魔法のいらないシンデレラ
第六章 シンデレラの忘れ物
(うう、頭が重い…)

瑠璃は、顔をしかめながら寝返りを打つ。

が、ふといつもの感触とは違うことに気づいた。

(ん?なんかシーツがパリッとしてる。ベッドもふかふか。まるで高級なホテルみたい…え、ホテル?!)

ガバッと起き上がった途端、ズキンとした痛みに思わず頭を押さえる。

(いたた…二日酔いかあ)

ゆっくりと夕べの記憶をたどる。

(そうだ。和樹さんとあんなことになって…そのあと部屋を出て、ロビーのソファに座り込んだんだ)

家に帰る気力もなく、帰ったところで家族に様子を不審がられて、うまくごまかす自信もなかった。

しばらくロビーにいたあと、なんだかやけっぱちな気分になり、バーに行ったのだった。

(そこで1杯カクテルを飲んだのは覚えているけれど、そのあとどうしたのかしら。それにここはどこ?)

部屋を見回してみるが、和樹と一緒に食事をした部屋とは違う。

だが、サイドテーブルに置いてあるメモ帳には、ホテル フォルトゥーナ東京と確かにプリントされており、やはりあのホテルのどこか別の部屋にいるらしかった。

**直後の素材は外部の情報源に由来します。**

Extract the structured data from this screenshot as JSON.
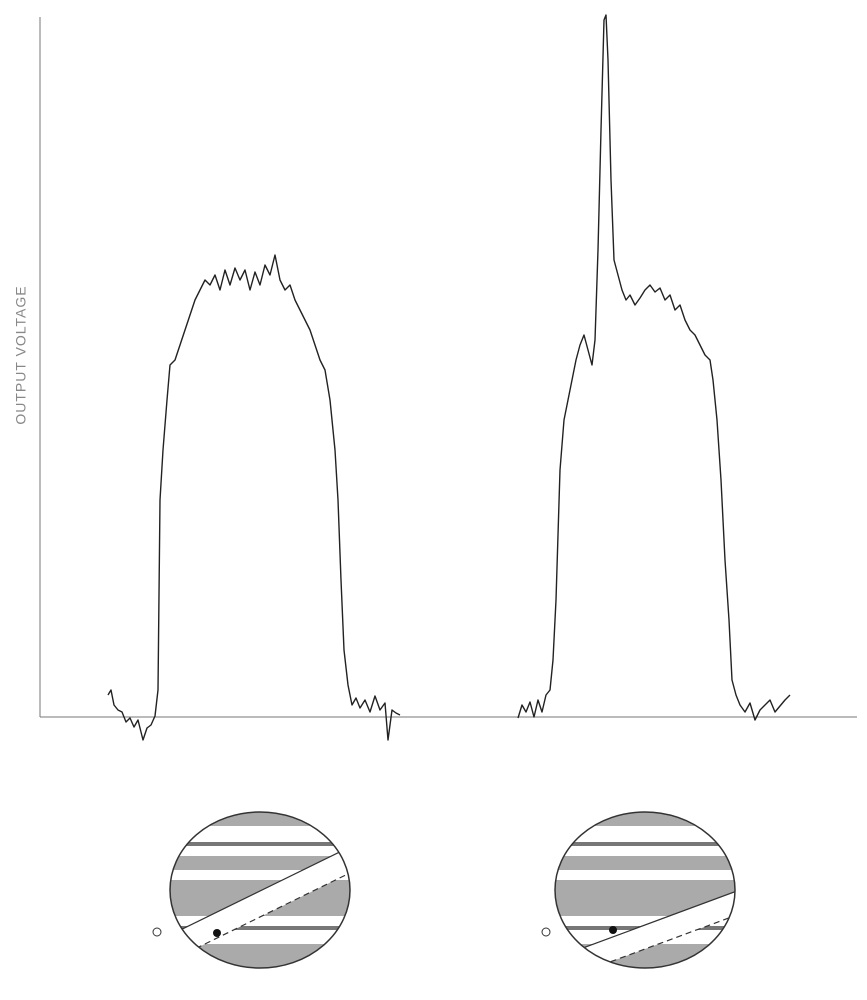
{
  "chart_data": {
    "type": "line",
    "ylabel": "OUTPUT VOLTAGE",
    "color": "#222222",
    "xlim": [
      0,
      817
    ],
    "ylim": [
      0,
      700
    ],
    "x": [
      68,
      71,
      74,
      78,
      82,
      86,
      90,
      94,
      98,
      103,
      107,
      111,
      115,
      118,
      120,
      123,
      127,
      130,
      135,
      140,
      145,
      150,
      155,
      160,
      165,
      170,
      175,
      180,
      185,
      190,
      195,
      200,
      205,
      210,
      215,
      220,
      225,
      230,
      235,
      240,
      245,
      250,
      255,
      260,
      265,
      270,
      275,
      280,
      285,
      290,
      295,
      298,
      301,
      304,
      308,
      312,
      316,
      320,
      325,
      330,
      335,
      340,
      345,
      348,
      352,
      356,
      360,
      420,
      478,
      482,
      486,
      490,
      494,
      498,
      502,
      506,
      510,
      513,
      516,
      520,
      524,
      528,
      532,
      536,
      540,
      544,
      548,
      552,
      555,
      558,
      561,
      564,
      566,
      568,
      571,
      574,
      578,
      582,
      586,
      590,
      595,
      600,
      605,
      610,
      615,
      620,
      625,
      630,
      635,
      640,
      645,
      650,
      655,
      660,
      665,
      670,
      673,
      677,
      681,
      685,
      689,
      692,
      696,
      700,
      705,
      710,
      715,
      720,
      725,
      730,
      735,
      740,
      745,
      750
    ],
    "values": [
      22,
      27,
      12,
      7,
      5,
      -5,
      -1,
      -10,
      -3,
      -23,
      -11,
      -8,
      1,
      27,
      217,
      267,
      317,
      352,
      357,
      372,
      387,
      402,
      417,
      427,
      437,
      432,
      442,
      427,
      447,
      432,
      449,
      437,
      447,
      427,
      445,
      432,
      452,
      442,
      462,
      437,
      427,
      432,
      417,
      407,
      397,
      387,
      372,
      357,
      347,
      317,
      267,
      217,
      137,
      67,
      32,
      12,
      19,
      9,
      17,
      5,
      21,
      7,
      14,
      -23,
      7,
      4,
      2,
      null,
      -1,
      12,
      5,
      15,
      0,
      17,
      5,
      22,
      27,
      57,
      117,
      247,
      297,
      317,
      337,
      357,
      372,
      382,
      367,
      352,
      377,
      467,
      587,
      697,
      702,
      657,
      537,
      457,
      442,
      427,
      417,
      422,
      412,
      419,
      427,
      432,
      425,
      429,
      417,
      422,
      407,
      412,
      397,
      387,
      382,
      372,
      362,
      357,
      337,
      297,
      237,
      157,
      97,
      37,
      22,
      12,
      5,
      14,
      -3,
      7,
      12,
      17,
      5,
      11,
      17,
      22
    ]
  }
}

ついでにデジタル時計に目をやると、5:50と表示されている。

(もう朝なのね。家に帰らなくてみんな心配してるかな)

テーブルに置かれてあったバッグからスマートフォンを取り出して見たが、メッセージや着信は1件もなかった。

きっと家族には、和樹と一緒にいると思われているに違いない。

(それにしても、どうやってここに?)

記憶がないというのは、なんと不安なことなのか。

と、ふと思い出したように、慌てて自分の服装を見下ろす。

(あ、あの時の服のままだ)

少しホッとして、瑠璃はベッドから降りた。